Steven Aguilar wanted an upgrade from the organizational charting tool available in his company's human resource information system (HRIS), so he went searching for an alternative. Aguilar, HR operations and total rewards leader for Blend, a banking company in San Francisco, sought more user-friendly and versatile software that not only would give him a real-time view of employee and contingent worker headcount but also would spur collaboration.
Aguilar chose a stand-alone solution from Sift that represents a new breed of organizational charting software—one that automates changes, offers more information, and includes contingent and hybrid workers.
"The software has been particularly helpful in the remote-working environment," Aguilar said, citing its automatic updates that pull data from multiple systems and ability to track employee turnover, new hires and transfers. "The employee directory also helped remote employees connect to one another and allows them to share skills and interests within the system."
Organizational Charting Software Comes of Age
Organizational charting is essential to ensuring companies have the right number of people with the right skills in the right roles. Creating such charts has grown more challenging as leaders need to account for a growing number of contingent workers as well as new hybrid-work structures.
With workforce data housed in disparate HRIS or enterprise resource planning systems, getting a real-time view of a distributed workforce is no easy task. HR leaders historically have manually created organizational charts with software like PowerPoint, a time-consuming process that's difficult to keep up-to-date amid ongoing staff changes.
Newer versions of organizational charting software address many of these challenges, and some also encourage collaboration and communication via employee directories. Integrations with HR and IT systems now can automatically build organizational charts, and experts say more software providers have adopted consumer-design principles, making it easier for HR leaders to update and manage the charts with little or no support from IT.
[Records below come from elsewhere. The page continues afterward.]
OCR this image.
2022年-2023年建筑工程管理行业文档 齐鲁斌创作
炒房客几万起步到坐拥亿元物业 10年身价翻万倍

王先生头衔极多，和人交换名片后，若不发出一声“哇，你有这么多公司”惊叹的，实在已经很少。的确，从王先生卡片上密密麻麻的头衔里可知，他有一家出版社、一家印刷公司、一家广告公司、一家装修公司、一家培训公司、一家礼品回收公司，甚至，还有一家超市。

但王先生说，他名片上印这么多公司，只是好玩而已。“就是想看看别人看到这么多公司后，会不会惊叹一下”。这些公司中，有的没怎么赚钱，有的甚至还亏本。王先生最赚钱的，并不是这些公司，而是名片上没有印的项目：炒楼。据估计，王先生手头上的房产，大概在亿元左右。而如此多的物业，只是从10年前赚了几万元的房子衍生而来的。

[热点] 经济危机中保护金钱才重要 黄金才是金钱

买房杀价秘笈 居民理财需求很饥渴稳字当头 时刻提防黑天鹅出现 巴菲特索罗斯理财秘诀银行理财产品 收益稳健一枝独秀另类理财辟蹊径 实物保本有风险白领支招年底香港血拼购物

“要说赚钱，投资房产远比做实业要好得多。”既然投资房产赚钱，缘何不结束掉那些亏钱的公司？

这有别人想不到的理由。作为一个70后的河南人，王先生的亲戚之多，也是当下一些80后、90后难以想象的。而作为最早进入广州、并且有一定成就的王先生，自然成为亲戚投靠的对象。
Searchable profiles in directories help employees find co-workers by name, department, office location, skills, subject matter expertise, interests and more.
"It allows employees to carry the whole company in their pocket," said Bill Boebel, founder and CEO of Pingboard, a provider of organizational charting software in Austin, Texas.
Employee profiles typically include e-mail addresses, cellphone numbers and Slack handles but also can be customized to reflect organizational cultures. On Pingboard, for example, adding fields like "what I'm watching" or "favorite band" help connect employees and add transparency to the workplace, Boebel said.
Organizational charting software from provider Organimi enables employees to filter profiles by department or job title to get a better understanding of who works where, a feature that can be particularly helpful for new hires.
"COVID-19 brought home a real issue all organizations will face going forward, which is figuring how to provide the right technologies for a mix of full-time employees and contractors who'll be working in remote and hybrid structures," said Eric Apps, co-founder and CEO of Organimi. "Helping employees understand how they fit in, what the team looks like and how everyone else in the company works together is increasingly important."
Pricing for the software typically works on an annual or monthly basis with fees tied to the number of users. Pingboard's team plan, for example, charges $99 per month for up to 50 users.
Additional Software Features
More-robust organizational charting software also can include scenario planning tools that create visual representations of how the company will change in the advent of an acquisition, an office closure or a reorganization.
HR leaders typically can configure the software to share as much information as they want about the organization and post it to a company intranet or website. Distributing organizational chart and employee directory data in that manner also serves the additional purpose of being able to correct any inaccuracies like job titles, reporting relationships or employees who have left the company as workers review the information.
Most software applications also are designed to integrate with HR and IT platforms through the use of application programming interfaces (APIs.) Organimi, for example, has an API available to IT departments to make it easier for them to partner with HR functions.
Some organizational charting software, such as Pingboard, also have begun to include basic versions of engagement tools like peer recognition, shared vacation calendars and employee milestone celebrations.
Dave Zielinski is a freelance writer and editor in Minneapolis.